Esra'a Al Shafei
VCs Will Face Their Privacy Reckoning in 2025
“2025 will bring about several crucial shifts in the global surveillance technology market. The AI surveillance industry remains heavily driven by profit and power consolidation, and is projected to reach $234.72 billion by 2027. Monitoring continues to be embedded in our communication tools, often disguised as "features" or "improvements" but are, in fact, functioning as sophisticated surveillance systems.”

Paz Peña
Artificial Intelligence will Clash with Environmental Justice
“Artificial Intelligence systems are scaling worldwide, bringing a series of socio-political, economic, and regulatory challenges. So far, these challenges have been viewed mainly from the perspective of democracy and human rights implications, but 2025 will herald an irreversible shift. These challenges will increasingly intersect with demands for environmental justice that rebel against the socio-environmental impacts of AI data centers.”

Louis Barclay
AI Phones Will be Like Horcruxes
“One in ten humans now use AI. That number will grow, but more interesting is how.
The browser is where it all started for consumer AI — its birthing pool. But two years on, Sam Altman’s baby has become a toddler. AI is now grasping for control over the shiny toy it sees in our hands: the smartphone. Early, fumbling attempts have lowered our guard. Apple Intelligence has not blown many minds, and neither have AI offerings from other big smartphone players."

Christo Buschek
Datasets will Become an Object of Investigative Inquiry for Journalists
“For a long time, the discourse around AI has been either “Oh no, we are all doomed” or “Only with AI can we cure cancer.” But behind both narratives are the same people, the same companies, and the same interests.
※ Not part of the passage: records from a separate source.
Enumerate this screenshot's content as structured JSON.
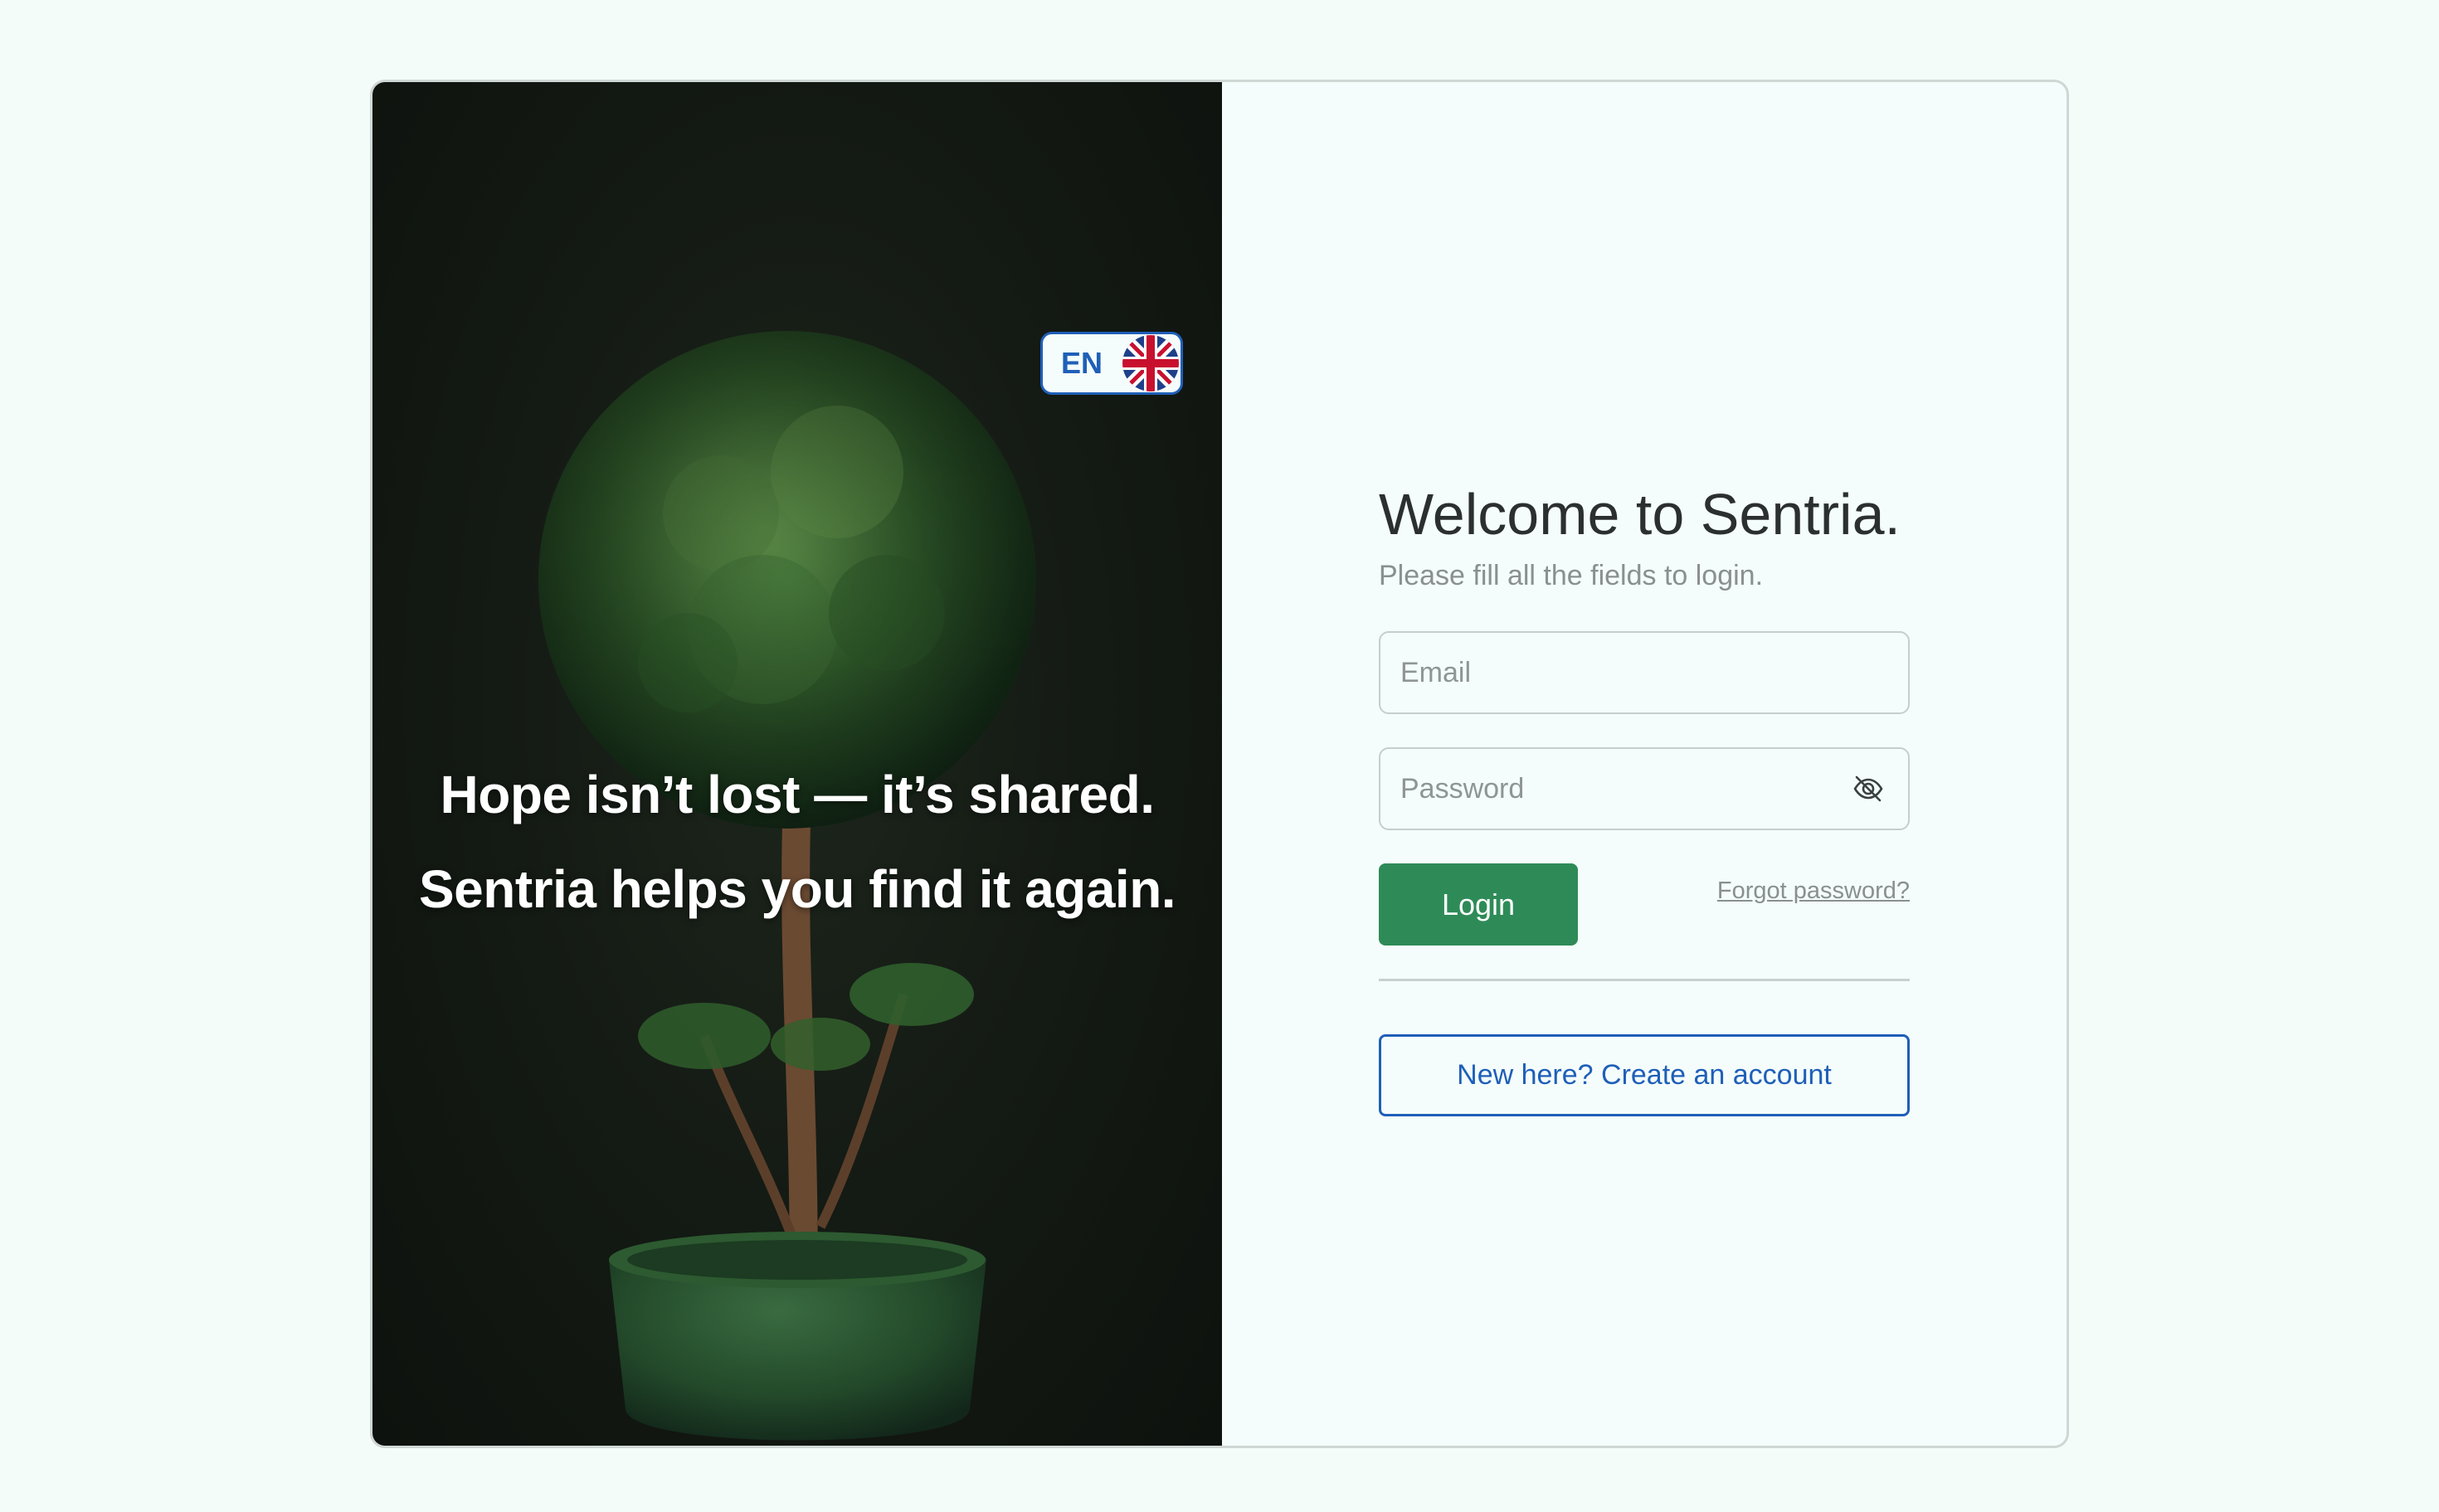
{
  "hero": {
    "line1": "Hope isn’t lost — it’s shared.",
    "line2": "Sentria helps you find it again.",
    "carousel": {
      "slides": 3,
      "active_index": 1
    }
  },
  "language": {
    "label": "EN",
    "flag_icon": "uk-flag-icon"
  },
  "login": {
    "title": "Welcome to Sentria.",
    "subtitle": "Please fill all the fields to login.",
    "email_placeholder": "Email",
    "email_value": "",
    "password_placeholder": "Password",
    "password_value": "",
    "password_toggle_icon": "eye-slash-icon",
    "login_label": "Login",
    "forgot_label": "Forgot password?",
    "create_account_label": "New here? Create an account"
  },
  "colors": {
    "primary_green": "#2e8b57",
    "accent_blue": "#1f5fb8",
    "background": "#f4fcfa"
  }
}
In 2025, we journalists will use dataset reporting to make our AI coverage better and hold the interests behind AI accountable.”

Kristophina Shilongo
Tech Governance in Africa will Grapple with the Same Old Problems… in New Ways
“In 2025, participatory AI policy making in Africa will be different –it will actually be participatory! The African Union, its member states and their assemblage of financial partners will adopt a more inclusive approach to shape technology policy. Why? Because the challenges posed by AI and other emerging technologies are complex - they are economic, socio-cultural, political and span across sectors– they require an all-hands-on-deck approach to governance.”

Sayash Kapoor
In 2025, AI Adoption Will Continue to Lag Innovation
“Advanced generative AI has seen rapid improvements in the last few years. But despite predictions that AI will revolutionize the economy in short order, the adoption of AI will be far slower. AI adoption also runs into institutional hurdles. Even when technical challenges such as hallucination are addressed, improving patient outcomes has other roadblocks: privacy regulations, integrating with existing workflows, and training clinicians in using AI. Such technical and institutional hurdles lead many to incorrectly conclude that AI won't be useful in domains like healthcare; the reality is that adoption simply takes far longer than we typically expect.”

Roya Pakzad
Bringing AI Down to Earth: Evaluation as a Main AI Theme in 2025
“The AI landscape in 2025 will undergo a much-needed transformation, shifting from excitement around general capabilities to a focus on evaluation of real-world, domain-specific performance. While the past few years have been largely about celebrating the potential of generative AI and large language models, the next phase will demand practical answers: How effective are these systems at performing specific tasks in domains such as healthcare, government services, humanitarian crises, or social media content governance?”